Now that there are more than three dozen bacterial species with more than one strain sequenced, results like this seem to be almost the norm. Strains which are very close on the basis of the sequences of the genes they do share may nevertheless differ by up to 30% in gene content, the differences being attributable to scores or hundreds of events of gene gain (mostly by lateral gene transfer) and gene loss after divergence from a common species ancestor. Although many variable sequences are phages or transposable elements, others are genes vitally important in defining a strains specific niche. Sometimes such genes are transferred together: pathogenicity islands exemplify this, but the phenomenon is not limited to pathogens. Endosymbiotic nitrogen-fixing strains of Mesorhizobium, for instance, possess an approximately 500 kb symbiosis island which encodes not only the dozen and more genes needed to form root nodules, but most or all genes needed for nitrogen fixation and the islands own strain-to-strain transfer.
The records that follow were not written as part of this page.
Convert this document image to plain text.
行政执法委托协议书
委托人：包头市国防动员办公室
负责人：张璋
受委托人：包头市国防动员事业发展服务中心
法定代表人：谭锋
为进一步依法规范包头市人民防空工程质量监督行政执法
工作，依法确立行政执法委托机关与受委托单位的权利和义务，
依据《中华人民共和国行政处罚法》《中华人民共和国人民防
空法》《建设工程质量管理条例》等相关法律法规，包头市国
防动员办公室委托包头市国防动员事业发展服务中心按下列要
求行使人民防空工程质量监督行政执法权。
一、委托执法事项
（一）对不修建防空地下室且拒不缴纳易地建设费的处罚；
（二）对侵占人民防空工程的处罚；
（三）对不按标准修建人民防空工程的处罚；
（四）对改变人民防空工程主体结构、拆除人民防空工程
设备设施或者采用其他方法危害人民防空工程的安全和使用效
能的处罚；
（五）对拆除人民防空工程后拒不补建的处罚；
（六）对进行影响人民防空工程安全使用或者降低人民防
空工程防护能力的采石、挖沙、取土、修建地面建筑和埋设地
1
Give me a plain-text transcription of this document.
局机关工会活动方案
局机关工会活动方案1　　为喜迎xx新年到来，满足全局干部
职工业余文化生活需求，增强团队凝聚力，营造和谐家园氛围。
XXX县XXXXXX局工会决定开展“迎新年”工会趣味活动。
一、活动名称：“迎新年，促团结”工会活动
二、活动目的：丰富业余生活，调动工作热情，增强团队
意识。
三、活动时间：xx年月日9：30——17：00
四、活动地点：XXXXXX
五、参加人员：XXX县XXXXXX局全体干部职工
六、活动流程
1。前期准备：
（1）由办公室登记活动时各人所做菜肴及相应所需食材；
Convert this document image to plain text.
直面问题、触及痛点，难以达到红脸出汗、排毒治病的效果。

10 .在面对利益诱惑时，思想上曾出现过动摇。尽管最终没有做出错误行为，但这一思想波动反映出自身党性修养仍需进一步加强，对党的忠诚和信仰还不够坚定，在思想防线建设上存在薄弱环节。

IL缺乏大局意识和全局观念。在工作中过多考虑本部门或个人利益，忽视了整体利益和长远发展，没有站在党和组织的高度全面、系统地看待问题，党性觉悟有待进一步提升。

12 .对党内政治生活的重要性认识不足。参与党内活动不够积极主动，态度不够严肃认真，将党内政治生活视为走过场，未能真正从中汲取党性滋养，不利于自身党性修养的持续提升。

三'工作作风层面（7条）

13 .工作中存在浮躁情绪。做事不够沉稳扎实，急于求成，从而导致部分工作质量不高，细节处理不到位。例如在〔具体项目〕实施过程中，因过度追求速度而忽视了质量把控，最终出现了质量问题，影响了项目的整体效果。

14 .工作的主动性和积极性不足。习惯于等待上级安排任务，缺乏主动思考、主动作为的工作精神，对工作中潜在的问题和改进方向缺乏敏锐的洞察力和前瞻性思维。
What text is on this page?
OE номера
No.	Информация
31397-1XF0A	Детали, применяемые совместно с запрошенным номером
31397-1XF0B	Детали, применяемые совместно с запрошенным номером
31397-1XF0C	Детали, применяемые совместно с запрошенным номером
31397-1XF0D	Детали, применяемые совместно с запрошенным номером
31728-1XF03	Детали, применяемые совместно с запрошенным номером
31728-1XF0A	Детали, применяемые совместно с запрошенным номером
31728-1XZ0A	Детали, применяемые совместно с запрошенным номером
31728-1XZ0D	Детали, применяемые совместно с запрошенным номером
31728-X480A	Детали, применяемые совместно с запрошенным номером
It has recently become popular to think in terms of species genomes or pangenomes, consisting of a core or backbone of genes shared by all strains and an auxiliary or flexible gene pool found only in one or some strains. For some groups, the number of such auxiliary genes already exceeds the number of genes in the core, and just keeps on climbing with each new genome sequenced. Core genes in contrast get fewer with each new genome. But still there will be hundreds to thousands of core genes for any group we might want to call a species, and they will usually comprise a colinear backbone, within which laterally transferred genes and islands can be seen to be embedded. We might use concatenated (strung-together) core gene sequences to define species with greater precision and nuance than either DNA:DNA hybridization or 16S allow. An average nucleotide identity of greater than 94% for core genes characterizes most species defined by other means. We might also use phylogenetic trees of core gene sequences to establish lineage relationships of strains within a species, although for this, homologous recombination poses a complication. Increasingly, many bacteria (and some archaea) turn out to indulge in promiscuous inter-strain homologous recombination. Recombination means that different genes will have different evolutionary histories, and there will be no unique phylogeny relating the genomes of different strains of a species. The rate of recombination in bacteria will of course never approach that of animals, who must recombine every time they reproduce, but still it can exceed mutation as a generator of evolutionary novelty. This raises the possibility that the Biological Species Concept might appropriately be applied to some bacteria after all, at least in so far as it entails sharing of core genes by recombination in a common gene pool.